You are not wrong in refusing to be a door mat. Hopefully if you stand up to her she will get a clue that she is wrong. I do not know if my sister can see she is wrong. She has been jealous of me all her life. When I got married to my ex she was jealous because she wanted my husband. Some people are pathologically jealous, and they need help you can not give them. Only God and a good therapist can help such people. I hope you feel stronger knowing you are not alone, and that you do not have to lose yourself respect to be loved. Someone who loves you will not do this to you.
SAB123
Feb 4, 2009, 01:04 PM
I have one of those Judas sisters too. My dad has been married four times. Not the best track record, but he is my dad and I love him. Recently I have become friends with a younger man, and my sister was sure because he is Turkish, he is a terrorist. (insane). She herself has actually moved to another country just to live near a married man she was pursuing, but can not see there is any problem with this. When I saw my dad's wife flirting with someone on Facebook, I was concerned about it and told my sister. Instead of just trying to calm me down, or talk about it as a sister who loves my dad, she told my dad's wife! And this has made it impossible for me to see my dad. She is determined to ruin whatever close relationship my dad and I had. I told her, even though I love her, I do not want much to do with family now.
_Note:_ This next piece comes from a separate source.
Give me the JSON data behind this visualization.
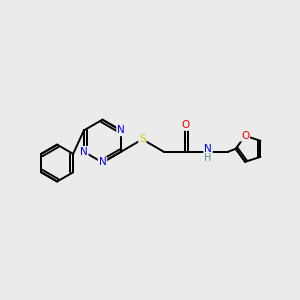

You are not wrong in refusing to be a door mat. Hopefully if you stand up to her she will get a clue that she is wrong. I do not know if my sister can see she is wrong. She has been jealous of me all her life. When I got married to my ex she was jealous because she wanted my husband. Some people are pathologically jealous, and they need help you can not give them. Only God and a good therapist can help such people. I hope you feel stronger knowing you are not alone, and that you do not have to lose your self respect to be loved. Someone who loves you will not do this to you.This thread is almost 2 years old?
ErinArts
Feb 4, 2009, 01:11 PM
What does that have to do with the fact that people deal with this problem all the time? I read this only today and responded today because someone is confronting this right now. I found this on Google.
Romefalls19
Feb 4, 2009, 01:12 PM
SAB is right, perhaps starting a new thread would yield better responses.